The study shows that a synthetic version of the growth factor MGF (called MGF‑C25E) helps tendon cells move into damaged areas in a lab dish, and it does this by turning on specific cell‑signaling pathways (FAK‑ERK1/2) that boost an enzyme (MMP‑2) that breaks down surrounding tissue so cells can migrate. The effect disappears when those pathways or the enzyme are blocked.

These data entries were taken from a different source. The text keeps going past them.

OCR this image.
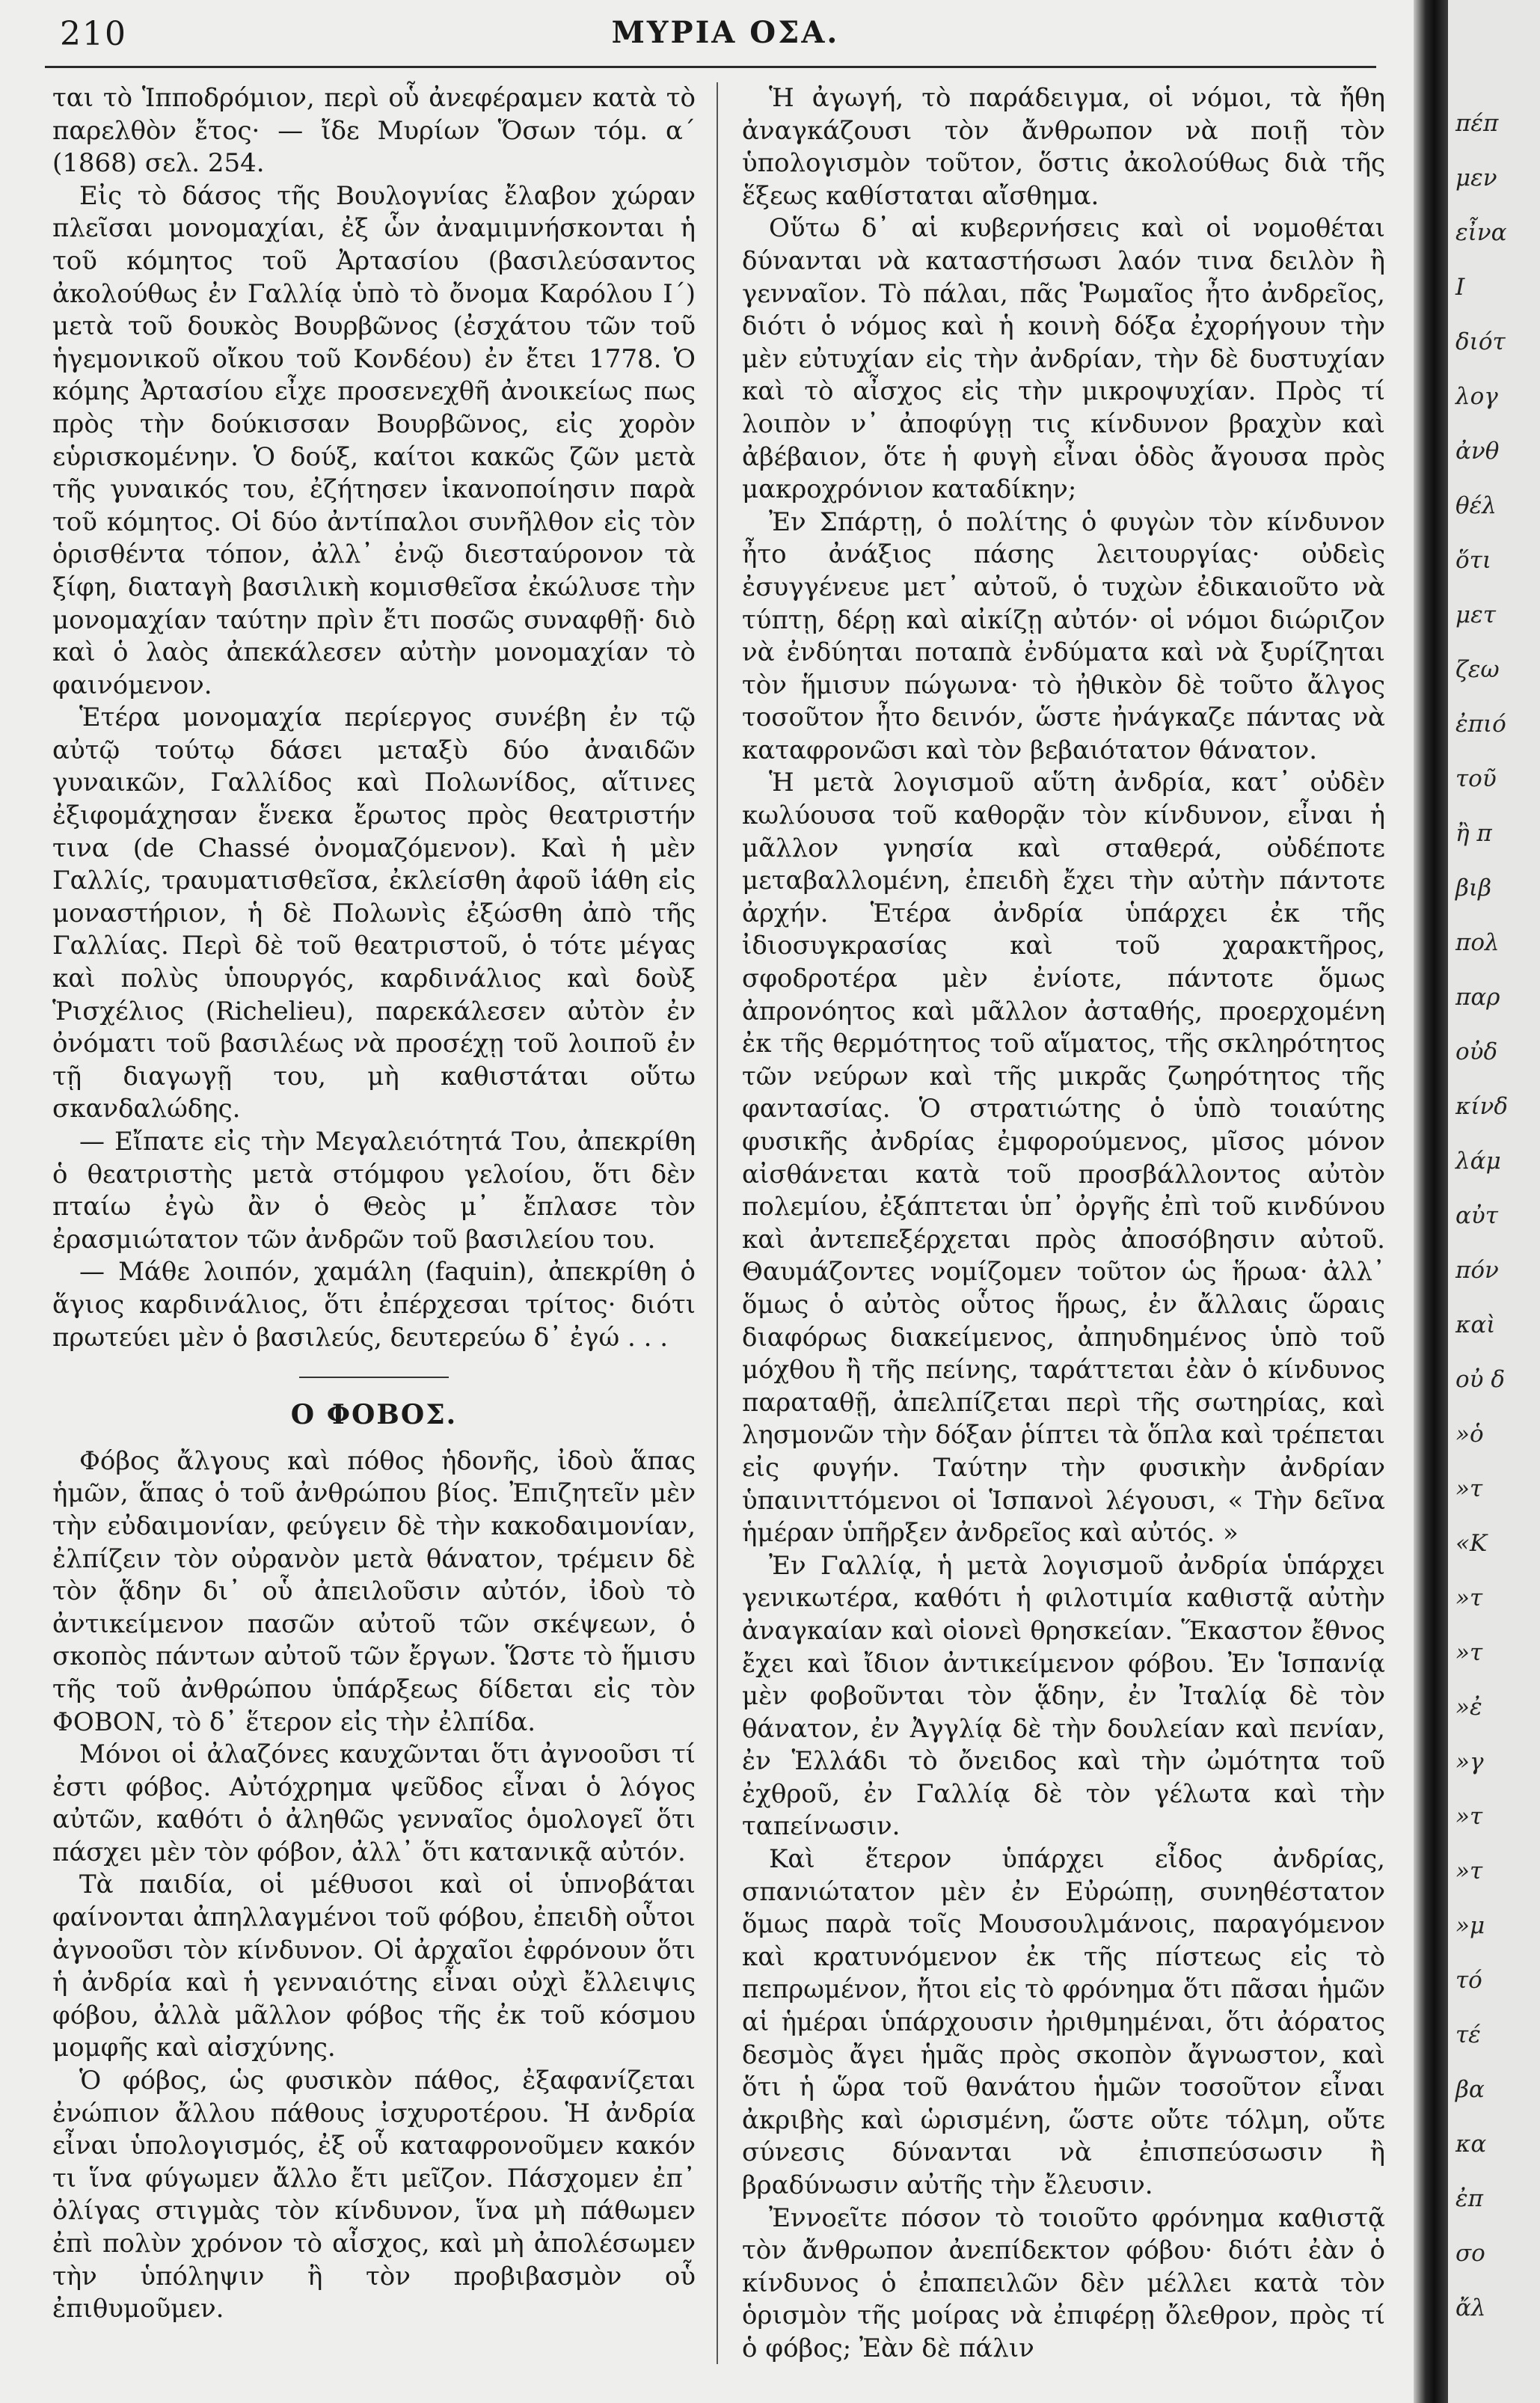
210	ΜΥΡΙΑ ΟΣΑ.

ται τὸ Ἱπποδρόμιον, περὶ οὗ ἀνεφέραμεν κατὰ τὸ παρελθὸν ἔτος· — ἴδε Μυρίων Ὅσων τόμ. α΄ (1868) σελ. 254.

Εἰς τὸ δάσος τῆς Βουλογνίας ἔλαβον χώραν πλεῖσαι μονομαχίαι, ἐξ ὧν ἀναμιμνήσκονται ἡ τοῦ κόμητος τοῦ Ἀρτασίου (βασιλεύσαντος ἀκολούθως ἐν Γαλλίᾳ ὑπὸ τὸ ὄνομα Καρόλου Ι΄) μετὰ τοῦ δουκὸς Βουρβῶνος (ἐσχάτου τῶν τοῦ ἡγεμονικοῦ οἴκου τοῦ Κονδέου) ἐν ἔτει 1778. Ὁ κόμης Ἀρτασίου εἶχε προσενεχθῆ ἀνοικείως πως πρὸς τὴν δούκισσαν Βουρβῶνος, εἰς χορὸν εὑρισκομένην. Ὁ δούξ, καίτοι κακῶς ζῶν μετὰ τῆς γυναικός του, ἐζήτησεν ἱκανοποίησιν παρὰ τοῦ κόμητος. Οἱ δύο ἀντίπαλοι συνῆλθον εἰς τὸν ὁρισθέντα τόπον, ἀλλ᾽ ἐνῷ διεσταύρονον τὰ ξίφη, διαταγὴ βασιλικὴ κομισθεῖσα ἐκώλυσε τὴν μονομαχίαν ταύτην πρὶν ἔτι ποσῶς συναφθῇ· διὸ καὶ ὁ λαὸς ἀπεκάλεσεν αὐτὴν μονομαχίαν τὸ φαινόμενον.

Ἑτέρα μονομαχία περίεργος συνέβη ἐν τῷ αὐτῷ τούτῳ δάσει μεταξὺ δύο ἀναιδῶν γυναικῶν, Γαλλίδος καὶ Πολωνίδος, αἵτινες ἐξιφομάχησαν ἕνεκα ἔρωτος πρὸς θεατριστήν τινα (de Chassé ὀνομαζόμενον). Καὶ ἡ μὲν Γαλλίς, τραυματισθεῖσα, ἐκλείσθη ἀφοῦ ἰάθη εἰς μοναστήριον, ἡ δὲ Πολωνὶς ἐξώσθη ἀπὸ τῆς Γαλλίας. Περὶ δὲ τοῦ θεατριστοῦ, ὁ τότε μέγας καὶ πολὺς ὑπουργός, καρδινάλιος καὶ δοὺξ Ῥισχέλιος (Richelieu), παρεκάλεσεν αὐτὸν ἐν ὀνόματι τοῦ βασιλέως νὰ προσέχῃ τοῦ λοιποῦ ἐν τῇ διαγωγῇ του, μὴ καθιστάται οὕτω σκανδαλώδης.

— Εἴπατε εἰς τὴν Μεγαλειότητά Του, ἀπεκρίθη ὁ θεατριστὴς μετὰ στόμφου γελοίου, ὅτι δὲν πταίω ἐγὼ ἂν ὁ Θεὸς μ᾽ ἔπλασε τὸν ἐρασμιώτατον τῶν ἀνδρῶν τοῦ βασιλείου του.

— Μάθε λοιπόν, χαμάλη (faquin), ἀπεκρίθη ὁ ἅγιος καρδινάλιος, ὅτι ἐπέρχεσαι τρίτος· διότι πρωτεύει μὲν ὁ βασιλεύς, δευτερεύω δ᾽ ἐγώ . . .

Ο ΦΟΒΟΣ.

Φόβος ἄλγους καὶ πόθος ἡδονῆς, ἰδοὺ ἅπας ἡμῶν, ἅπας ὁ τοῦ ἀνθρώπου βίος. Ἐπιζητεῖν μὲν τὴν εὐδαιμονίαν, φεύγειν δὲ τὴν κακοδαιμονίαν, ἐλπίζειν τὸν οὐρανὸν μετὰ θάνατον, τρέμειν δὲ τὸν ᾅδην δι᾽ οὗ ἀπειλοῦσιν αὐτόν, ἰδοὺ τὸ ἀντικείμενον πασῶν αὐτοῦ τῶν σκέψεων, ὁ σκοπὸς πάντων αὐτοῦ τῶν ἔργων. Ὥστε τὸ ἥμισυ τῆς τοῦ ἀνθρώπου ὑπάρξεως δίδεται εἰς τὸν ΦΟΒΟΝ, τὸ δ᾽ ἕτερον εἰς τὴν ἐλπίδα.

Μόνοι οἱ ἀλαζόνες καυχῶνται ὅτι ἀγνοοῦσι τί ἐστι φόβος. Αὐτόχρημα ψεῦδος εἶναι ὁ λόγος αὐτῶν, καθότι ὁ ἀληθῶς γενναῖος ὁμολογεῖ ὅτι πάσχει μὲν τὸν φόβον, ἀλλ᾽ ὅτι κατανικᾷ αὐτόν.

Τὰ παιδία, οἱ μέθυσοι καὶ οἱ ὑπνοβάται φαίνονται ἀπηλλαγμένοι τοῦ φόβου, ἐπειδὴ οὗτοι ἀγνοοῦσι τὸν κίνδυνον. Οἱ ἀρχαῖοι ἐφρόνουν ὅτι ἡ ἀνδρία καὶ ἡ γενναιότης εἶναι οὐχὶ ἔλλειψις φόβου, ἀλλὰ μᾶλλον φόβος τῆς ἐκ τοῦ κόσμου μομφῆς καὶ αἰσχύνης.

Ὁ φόβος, ὡς φυσικὸν πάθος, ἐξαφανίζεται ἐνώπιον ἄλλου πάθους ἰσχυροτέρου. Ἡ ἀνδρία εἶναι ὑπολογισμός, ἐξ οὗ καταφρονοῦμεν κακόν τι ἵνα φύγωμεν ἄλλο ἔτι μεῖζον. Πάσχομεν ἐπ᾽ ὀλίγας στιγμὰς τὸν κίνδυνον, ἵνα μὴ πάθωμεν ἐπὶ πολὺν χρόνον τὸ αἶσχος, καὶ μὴ ἀπολέσωμεν τὴν ὑπόληψιν ἢ τὸν προβιβασμὸν οὗ ἐπιθυμοῦμεν.

Ἡ ἀγωγή, τὸ παράδειγμα, οἱ νόμοι, τὰ ἤθη ἀναγκάζουσι τὸν ἄνθρωπον νὰ ποιῇ τὸν ὑπολογισμὸν τοῦτον, ὅστις ἀκολούθως διὰ τῆς ἕξεως καθίσταται αἴσθημα.

Οὕτω δ᾽ αἱ κυβερνήσεις καὶ οἱ νομοθέται δύνανται νὰ καταστήσωσι λαόν τινα δειλὸν ἢ γενναῖον. Τὸ πάλαι, πᾶς Ῥωμαῖος ἦτο ἀνδρεῖος, διότι ὁ νόμος καὶ ἡ κοινὴ δόξα ἐχορήγουν τὴν μὲν εὐτυχίαν εἰς τὴν ἀνδρίαν, τὴν δὲ δυστυχίαν καὶ τὸ αἶσχος εἰς τὴν μικροψυχίαν. Πρὸς τί λοιπὸν ν᾽ ἀποφύγῃ τις κίνδυνον βραχὺν καὶ ἀβέβαιον, ὅτε ἡ φυγὴ εἶναι ὁδὸς ἄγουσα πρὸς μακροχρόνιον καταδίκην;

Ἐν Σπάρτῃ, ὁ πολίτης ὁ φυγὼν τὸν κίνδυνον ἦτο ἀνάξιος πάσης λειτουργίας· οὐδεὶς ἐσυγγένευε μετ᾽ αὐτοῦ, ὁ τυχὼν ἐδικαιοῦτο νὰ τύπτῃ, δέρῃ καὶ αἰκίζῃ αὐτόν· οἱ νόμοι διώριζον νὰ ἐνδύηται ποταπὰ ἐνδύματα καὶ νὰ ξυρίζηται τὸν ἥμισυν πώγωνα· τὸ ἠθικὸν δὲ τοῦτο ἄλγος τοσοῦτον ἦτο δεινόν, ὥστε ἠνάγκαζε πάντας νὰ καταφρονῶσι καὶ τὸν βεβαιότατον θάνατον.

Ἡ μετὰ λογισμοῦ αὕτη ἀνδρία, κατ᾽ οὐδὲν κωλύουσα τοῦ καθορᾷν τὸν κίνδυνον, εἶναι ἡ μᾶλλον γνησία καὶ σταθερά, οὐδέποτε μεταβαλλομένη, ἐπειδὴ ἔχει τὴν αὐτὴν πάντοτε ἀρχήν. Ἑτέρα ἀνδρία ὑπάρχει ἐκ τῆς ἰδιοσυγκρασίας καὶ τοῦ χαρακτῆρος, σφοδροτέρα μὲν ἐνίοτε, πάντοτε ὅμως ἀπρονόητος καὶ μᾶλλον ἀσταθής, προερχομένη ἐκ τῆς θερμότητος τοῦ αἵματος, τῆς σκληρότητος τῶν νεύρων καὶ τῆς μικρᾶς ζωηρότητος τῆς φαντασίας. Ὁ στρατιώτης ὁ ὑπὸ τοιαύτης φυσικῆς ἀνδρίας ἐμφορούμενος, μῖσος μόνον αἰσθάνεται κατὰ τοῦ προσβάλλοντος αὐτὸν πολεμίου, ἐξάπτεται ὑπ᾽ ὀργῆς ἐπὶ τοῦ κινδύνου καὶ ἀντεπεξέρχεται πρὸς ἀποσόβησιν αὐτοῦ. Θαυμάζοντες νομίζομεν τοῦτον ὡς ἥρωα· ἀλλ᾽ ὅμως ὁ αὐτὸς οὗτος ἥρως, ἐν ἄλλαις ὥραις διαφόρως διακείμενος, ἀπηυδημένος ὑπὸ τοῦ μόχθου ἢ τῆς πείνης, ταράττεται ἐὰν ὁ κίνδυνος παραταθῇ, ἀπελπίζεται περὶ τῆς σωτηρίας, καὶ λησμονῶν τὴν δόξαν ῥίπτει τὰ ὅπλα καὶ τρέπεται εἰς φυγήν. Ταύτην τὴν φυσικὴν ἀνδρίαν ὑπαινιττόμενοι οἱ Ἱσπανοὶ λέγουσι, « Τὴν δεῖνα ἡμέραν ὑπῆρξεν ἀνδρεῖος καὶ αὐτός. »

Ἐν Γαλλίᾳ, ἡ μετὰ λογισμοῦ ἀνδρία ὑπάρχει γενικωτέρα, καθότι ἡ φιλοτιμία καθιστᾷ αὐτὴν ἀναγκαίαν καὶ οἱονεὶ θρησκείαν. Ἕκαστον ἔθνος ἔχει καὶ ἴδιον ἀντικείμενον φόβου. Ἐν Ἱσπανίᾳ μὲν φοβοῦνται τὸν ᾅδην, ἐν Ἰταλίᾳ δὲ τὸν θάνατον, ἐν Ἀγγλίᾳ δὲ τὴν δουλείαν καὶ πενίαν, ἐν Ἑλλάδι τὸ ὄνειδος καὶ τὴν ὠμότητα τοῦ ἐχθροῦ, ἐν Γαλλίᾳ δὲ τὸν γέλωτα καὶ τὴν ταπείνωσιν.

Καὶ ἕτερον ὑπάρχει εἶδος ἀνδρίας, σπανιώτατον μὲν ἐν Εὐρώπῃ, συνηθέστατον ὅμως παρὰ τοῖς Μουσουλμάνοις, παραγόμενον καὶ κρατυνόμενον ἐκ τῆς πίστεως εἰς τὸ πεπρωμένον, ἤτοι εἰς τὸ φρόνημα ὅτι πᾶσαι ἡμῶν αἱ ἡμέραι ὑπάρχουσιν ἠριθμημέναι, ὅτι ἀόρατος δεσμὸς ἄγει ἡμᾶς πρὸς σκοπὸν ἄγνωστον, καὶ ὅτι ἡ ὥρα τοῦ θανάτου ἡμῶν τοσοῦτον εἶναι ἀκριβὴς καὶ ὡρισμένη, ὥστε οὔτε τόλμη, οὔτε σύνεσις δύνανται νὰ ἐπισπεύσωσιν ἢ βραδύνωσιν αὐτῆς τὴν ἔλευσιν.

Ἐννοεῖτε πόσον τὸ τοιοῦτο φρόνημα καθιστᾷ τὸν ἄνθρωπον ἀνεπίδεκτον φόβου· διότι ἐὰν ὁ κίνδυνος ὁ ἐπαπειλῶν δὲν μέλλει κατὰ τὸν ὁρισμὸν τῆς μοίρας νὰ ἐπιφέρῃ ὄλεθρον, πρὸς τί ὁ φόβος; Ἐὰν δὲ πάλιν

πέπ
μεν
εἶνα
Ι
διότ
λογ
ἀνθ
θέλ
ὅτι
μετ
ζεω
ἐπιό
τοῦ
ἢ π
βιβ
πολ
παρ
οὐδ
κίνδ
λάμ
αὐτ
πόν
καὶ
οὐ δ
»ὁ
»τ
«Κ
»τ
»τ
»ἐ
»γ
»τ
»τ
»μ
τό
τέ
βα
κα
ἐπ
σο
ἄλ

Tendon regeneration and healing requires tenocytes to move to the repair site followed by proliferation and synthesis of the extracellular matrix. A novel synthetic growth factor, mechano-growth factor (MGF), has been discovered to have positive roles in tissue repair through the improvement of cell proliferation and migration and the protection of cells against injury-induced apoptosis. However, it remains unclear whether MGF has the potential to accelerate tendon repair. In this study, using a transwell system, we found that MGF-C25E (a synthetic mechano-growth factor E peptide) significantly promotes tenocyte invasion, which was accompanied by the increased phosphorylation of focal adhesion kinase (FAK) and extracellular signal regulated kinase1/2 (ERK1/2) as well as the increased activity of matrix metalloproteinases-2 (MMP-2). The MMP-2 inhibitor OA-Hy blocked MGF-C25E-promoted tenocyte invasion. Inhibitors of FAK or ERK1/2 blocked MGF-C25E-promoted tenocyte invasion and MMP-2 activity as well. These results indicate that MGF-C25E promotes tenocyte invasion by increasing MMP-2 activity via the FAK-ERK1/2 signaling pathway. Taken together, our findings provide the first evidence that MGF-C25E enhances tenocyte invasion and indicate that it may serve as a potential repair material for promoting the healing and regeneration of injured tendons.